The following command can be used to inspect and import the GeoJSON files:

schema introspect geojson <dataset-id> *.geojson > schema.json
edit schema.json  # fine-tune the table names
schema import geojson schema.json <table1> file1.geojson
schema import geojson schema.json <table2> file2.geojson

Importing GOB events

The schematools library has a module that read GOB events into database tables that are defines by an Amsterdam schema. This module can be used to read GOB events from a Kafka stream. It is also possible to read GOB events from a batch file with line-separeted events using:

schema import events <path-to-dataset> <path-to-file-with-events>

Schema Tools as a pre-commit hook

Included in the project is a pre-commit hook that can validate schema files in a project such as amsterdam-schema

To configure it extend the .pre-commit-config.yaml in the project with the schema file defintions as follows:

  - repo: https://github.com/Amsterdam/schema-tools
    rev: v0.20.2
    hooks:
      - id: validate-schema
        args: ['https://schemas.data.amsterdam.nl/schema@v1.1.1#']
        exclude: |
            (?x)^(
                schema.+|             # exclude meta schemas
                datasets/index.json
            )$

args is a one element list containing the URL to the Amsterdam Meta Schema.

validate-schema will only process json files. However not all json files are Amsterdam schema files. To exclude files or directories use exclude with pattern.

pre-commit depends on properly tagged revisions of its hooks. Hence, we should not only bump version numbers on updates to this package, but also commit a tag with the version number; see below.

Doing a release

(This is for schema-tools developers.)

We use GitHub pull requests. If your PR should produce a new release of schema-tools, make sure one of the commit increments the version number in setup.cfg appropriately.

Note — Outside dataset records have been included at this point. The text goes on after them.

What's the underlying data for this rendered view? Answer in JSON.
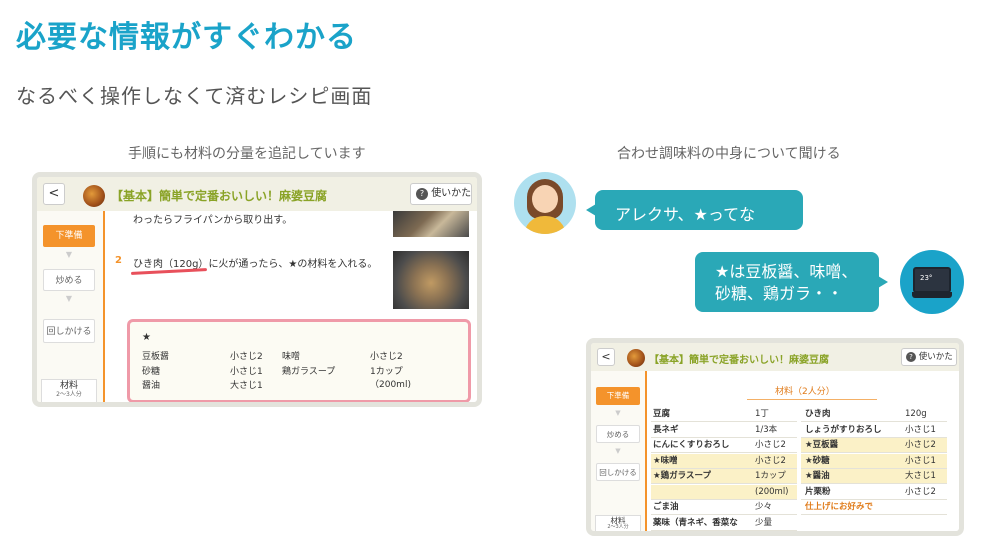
{
  "heading": "必要な情報がすぐわかる",
  "subheading": "なるべく操作しなくて済むレシピ画面",
  "captions": {
    "left": "手順にも材料の分量を追記しています",
    "right": "合わせ調味料の中身について聞ける"
  },
  "recipe": {
    "back_label": "<",
    "title": "【基本】簡単で定番おいしい！麻婆豆腐",
    "help_label": "使いかた",
    "steps": [
      "下準備",
      "炒める",
      "回しかける"
    ],
    "materials_label": "材料",
    "materials_sub": "2〜3人分"
  },
  "left_screen": {
    "line1": "わったらフライパンから取り出す。",
    "step2_num": "2",
    "step2_pre": "ひき肉（120g）",
    "step2_post": "に火が通ったら、★の材料を入れる。",
    "box": {
      "star": "★",
      "items": [
        {
          "name": "豆板醤",
          "qty": "小さじ2"
        },
        {
          "name": "味噌",
          "qty": "小さじ2"
        },
        {
          "name": "砂糖",
          "qty": "小さじ1"
        },
        {
          "name": "鶏ガラスープ",
          "qty": "1カップ"
        },
        {
          "name": "醤油",
          "qty": "大さじ1"
        },
        {
          "name": "",
          "qty": "（200ml)"
        }
      ]
    }
  },
  "chat": {
    "question": "アレクサ、★ってなに？",
    "answer_line1": "★は豆板醤、味噌、",
    "answer_line2": "砂糖、鶏ガラ・・",
    "echo_screen": "23°"
  },
  "right_screen": {
    "materials_heading": "材料（2人分）",
    "left_col": [
      {
        "name": "豆腐",
        "qty": "1丁",
        "hl": false
      },
      {
        "name": "長ネギ",
        "qty": "1/3本",
        "hl": false
      },
      {
        "name": "にんにくすりおろし",
        "qty": "小さじ2",
        "hl": false
      },
      {
        "name": "★味噌",
        "qty": "小さじ2",
        "hl": true
      },
      {
        "name": "★鶏ガラスープ",
        "qty": "1カップ",
        "hl": true
      },
      {
        "name": "",
        "qty": "(200ml)",
        "hl": true
      },
      {
        "name": "ごま油",
        "qty": "少々",
        "hl": false
      },
      {
        "name": "薬味（青ネギ、香菜な",
        "qty": "少量",
        "hl": false
      }
    ],
    "right_col": [
      {
        "name": "ひき肉",
        "qty": "120g",
        "hl": false
      },
      {
        "name": "しょうがすりおろし",
        "qty": "小さじ1",
        "hl": false
      },
      {
        "name": "★豆板醤",
        "qty": "小さじ2",
        "hl": true
      },
      {
        "name": "★砂糖",
        "qty": "小さじ1",
        "hl": true
      },
      {
        "name": "★醤油",
        "qty": "大さじ1",
        "hl": true
      },
      {
        "name": "片栗粉",
        "qty": "小さじ2",
        "hl": false
      },
      {
        "name": "仕上げにお好みで",
        "qty": "",
        "hl": false
      }
    ]
  }
}
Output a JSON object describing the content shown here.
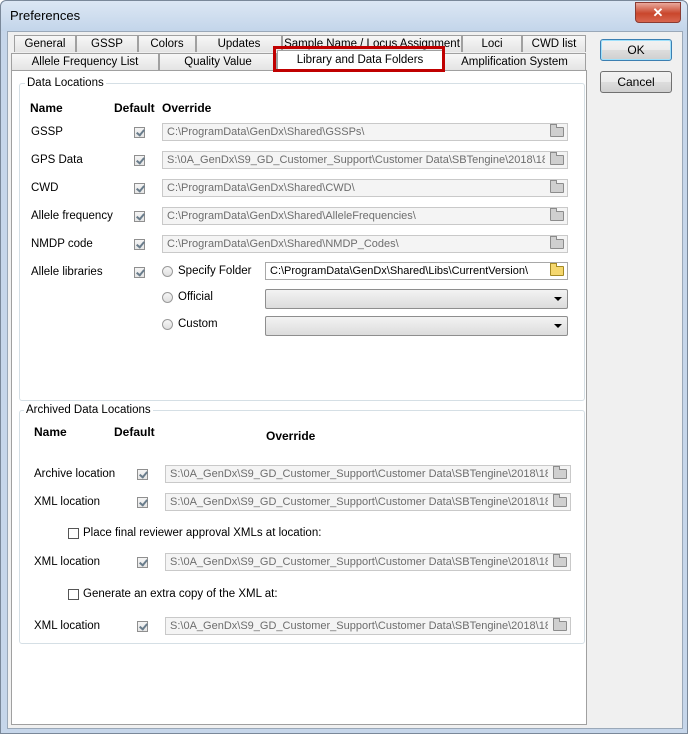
{
  "window": {
    "title": "Preferences"
  },
  "tabs_row1": [
    "General",
    "GSSP",
    "Colors",
    "Updates",
    "Sample Name / Locus Assignment",
    "Loci",
    "CWD list"
  ],
  "tabs_row2": [
    "Allele Frequency List",
    "Quality Value",
    "Library and Data Folders",
    "Amplification System"
  ],
  "active_tab": "Library and Data Folders",
  "highlight_color": "#c00000",
  "data_locations": {
    "title": "Data Locations",
    "headers": {
      "name": "Name",
      "default": "Default",
      "override": "Override"
    },
    "rows": [
      {
        "name": "GSSP",
        "default_checked": true,
        "path": "C:\\ProgramData\\GenDx\\Shared\\GSSPs\\"
      },
      {
        "name": "GPS Data",
        "default_checked": true,
        "path": "S:\\0A_GenDx\\S9_GD_Customer_Support\\Customer Data\\SBTengine\\2018\\18"
      },
      {
        "name": "CWD",
        "default_checked": true,
        "path": "C:\\ProgramData\\GenDx\\Shared\\CWD\\"
      },
      {
        "name": "Allele frequency",
        "default_checked": true,
        "path": "C:\\ProgramData\\GenDx\\Shared\\AlleleFrequencies\\"
      },
      {
        "name": "NMDP code",
        "default_checked": true,
        "path": "C:\\ProgramData\\GenDx\\Shared\\NMDP_Codes\\"
      }
    ],
    "allele_libraries": {
      "name": "Allele libraries",
      "default_checked": true,
      "specify_folder_label": "Specify Folder",
      "specify_folder_path": "C:\\ProgramData\\GenDx\\Shared\\Libs\\CurrentVersion\\",
      "official_label": "Official",
      "official_value": "",
      "custom_label": "Custom",
      "custom_value": ""
    }
  },
  "archived": {
    "title": "Archived Data Locations",
    "headers": {
      "name": "Name",
      "default": "Default",
      "override": "Override"
    },
    "archive_location": {
      "name": "Archive location",
      "path": "S:\\0A_GenDx\\S9_GD_Customer_Support\\Customer Data\\SBTengine\\2018\\18"
    },
    "xml_location": {
      "name": "XML location",
      "path": "S:\\0A_GenDx\\S9_GD_Customer_Support\\Customer Data\\SBTengine\\2018\\18"
    },
    "place_final_label": "Place final reviewer approval XMLs at location:",
    "xml_location_2": {
      "name": "XML location",
      "path": "S:\\0A_GenDx\\S9_GD_Customer_Support\\Customer Data\\SBTengine\\2018\\18"
    },
    "extra_copy_label": "Generate an extra copy of the XML at:",
    "xml_location_3": {
      "name": "XML location",
      "path": "S:\\0A_GenDx\\S9_GD_Customer_Support\\Customer Data\\SBTengine\\2018\\18"
    }
  },
  "buttons": {
    "ok": "OK",
    "cancel": "Cancel"
  }
}
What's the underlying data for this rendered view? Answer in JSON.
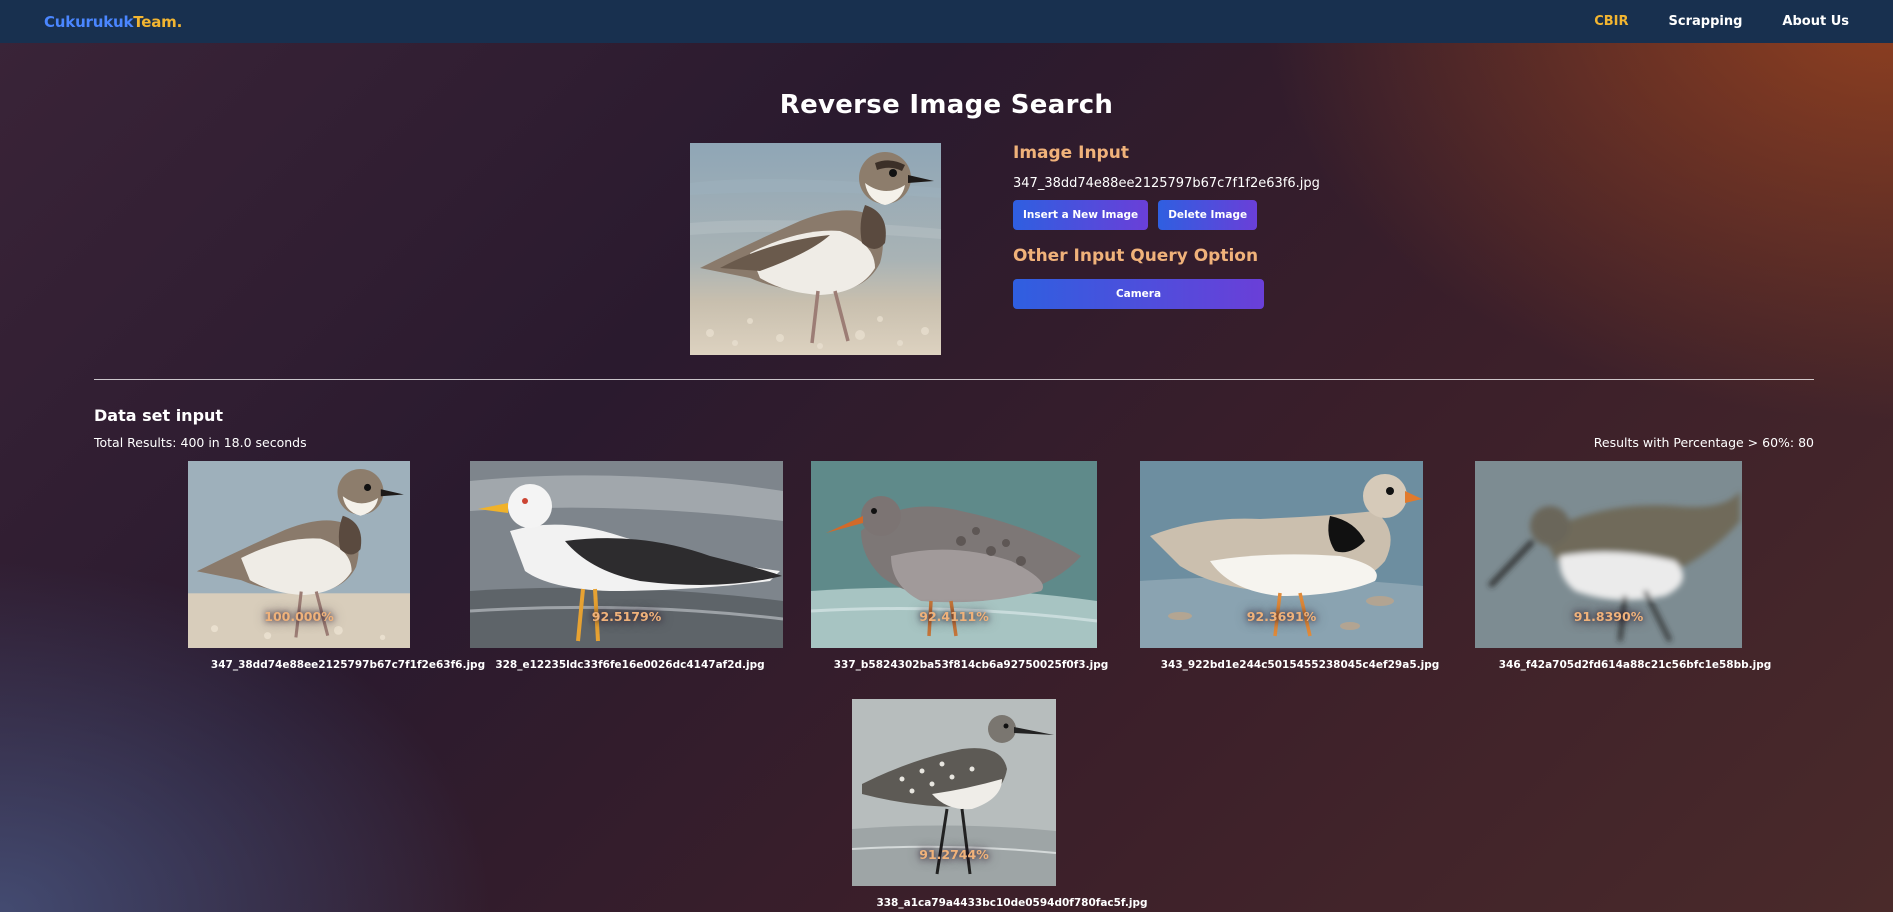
{
  "nav": {
    "brand_part1": "Cukurukuk",
    "brand_part2": "Team.",
    "links": [
      "CBIR",
      "Scrapping",
      "About Us"
    ],
    "active": "CBIR"
  },
  "title": "Reverse Image Search",
  "query": {
    "heading": "Image Input",
    "filename": "347_38dd74e88ee2125797b67c7f1f2e63f6.jpg",
    "insert_label": "Insert a New Image",
    "delete_label": "Delete Image",
    "other_heading": "Other Input Query Option",
    "camera_label": "Camera"
  },
  "dataset": {
    "heading": "Data set input",
    "total": "Total Results: 400 in 18.0 seconds",
    "pct_count": "Results with Percentage > 60%: 80"
  },
  "results": [
    {
      "score": "100.000%",
      "name": "347_38dd74e88ee2125797b67c7f1f2e63f6.jpg"
    },
    {
      "score": "92.5179%",
      "name": "328_e12235ldc33f6fe16e0026dc4147af2d.jpg"
    },
    {
      "score": "92.4111%",
      "name": "337_b5824302ba53f814cb6a92750025f0f3.jpg"
    },
    {
      "score": "92.3691%",
      "name": "343_922bd1e244c5015455238045c4ef29a5.jpg"
    },
    {
      "score": "91.8390%",
      "name": "346_f42a705d2fd614a88c21c56bfc1e58bb.jpg"
    },
    {
      "score": "91.2744%",
      "name": "338_a1ca79a4433bc10de0594d0f780fac5f.jpg"
    }
  ],
  "colors": {
    "navbar": "#18304f",
    "accent": "#f2b531",
    "heading_orange": "#f0b27a",
    "button_from": "#2f5fe0",
    "button_to": "#6a3fd8"
  }
}
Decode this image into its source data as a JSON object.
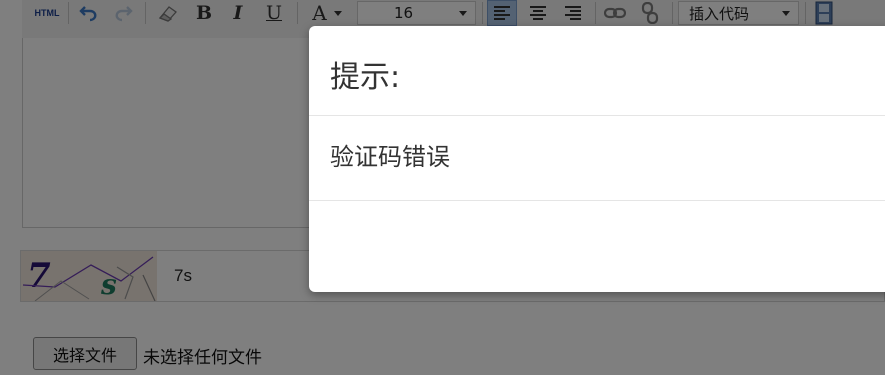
{
  "toolbar": {
    "html_label": "HTML",
    "bold_label": "B",
    "italic_label": "I",
    "underline_label": "U",
    "font_color_label": "A",
    "font_size_value": "16",
    "insert_code_value": "插入代码",
    "active_color": "#a8c4e6"
  },
  "captcha": {
    "input_value": "7s"
  },
  "file_input": {
    "button_label": "选择文件",
    "status_text": "未选择任何文件"
  },
  "modal": {
    "title": "提示:",
    "message": "验证码错误"
  },
  "colors": {
    "overlay": "rgba(0,0,0,0.5)",
    "modal_background": "#ffffff"
  }
}
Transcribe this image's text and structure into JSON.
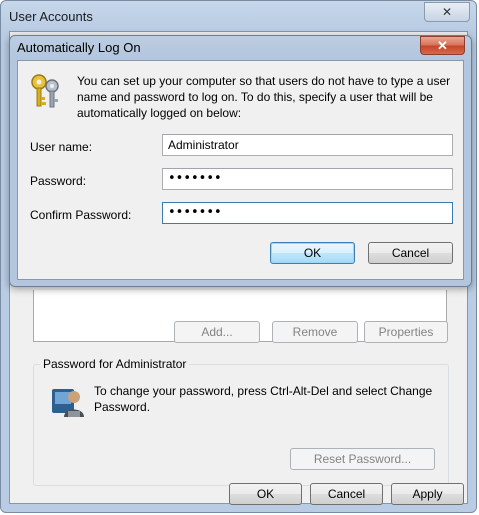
{
  "back_window": {
    "title": "User Accounts",
    "close_glyph": "✕",
    "buttons": {
      "add": "Add...",
      "remove": "Remove",
      "properties": "Properties"
    },
    "password_group": {
      "legend": "Password for Administrator",
      "message": "To change your password, press Ctrl-Alt-Del and select Change Password.",
      "reset_button": "Reset Password..."
    },
    "footer": {
      "ok": "OK",
      "cancel": "Cancel",
      "apply": "Apply"
    }
  },
  "dialog": {
    "title": "Automatically Log On",
    "close_glyph": "✕",
    "description": "You can set up your computer so that users do not have to type a user name and password to log on. To do this, specify a user that will be automatically logged on below:",
    "fields": {
      "username_label": "User name:",
      "username_value": "Administrator",
      "password_label": "Password:",
      "password_value": "•••••••",
      "confirm_label": "Confirm Password:",
      "confirm_value": "•••••••"
    },
    "ok": "OK",
    "cancel": "Cancel"
  },
  "icons": {
    "dialog_icon": "keys-icon",
    "password_icon": "user-password-icon"
  }
}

Then,

  • merge the commit in GitHub, after review;
  • pull the code from GitHub and merge it into the master branch, git checkout master && git fetch origin && git merge --ff-only origin/master;
  • tag the release X.Y.Z with git tag -a vX.Y.Z -m "Bump to vX.Y.Z";
  • push the tag to GitHub with git push origin --tags;
  • release to PyPI: make upload (requires the PyPI secret).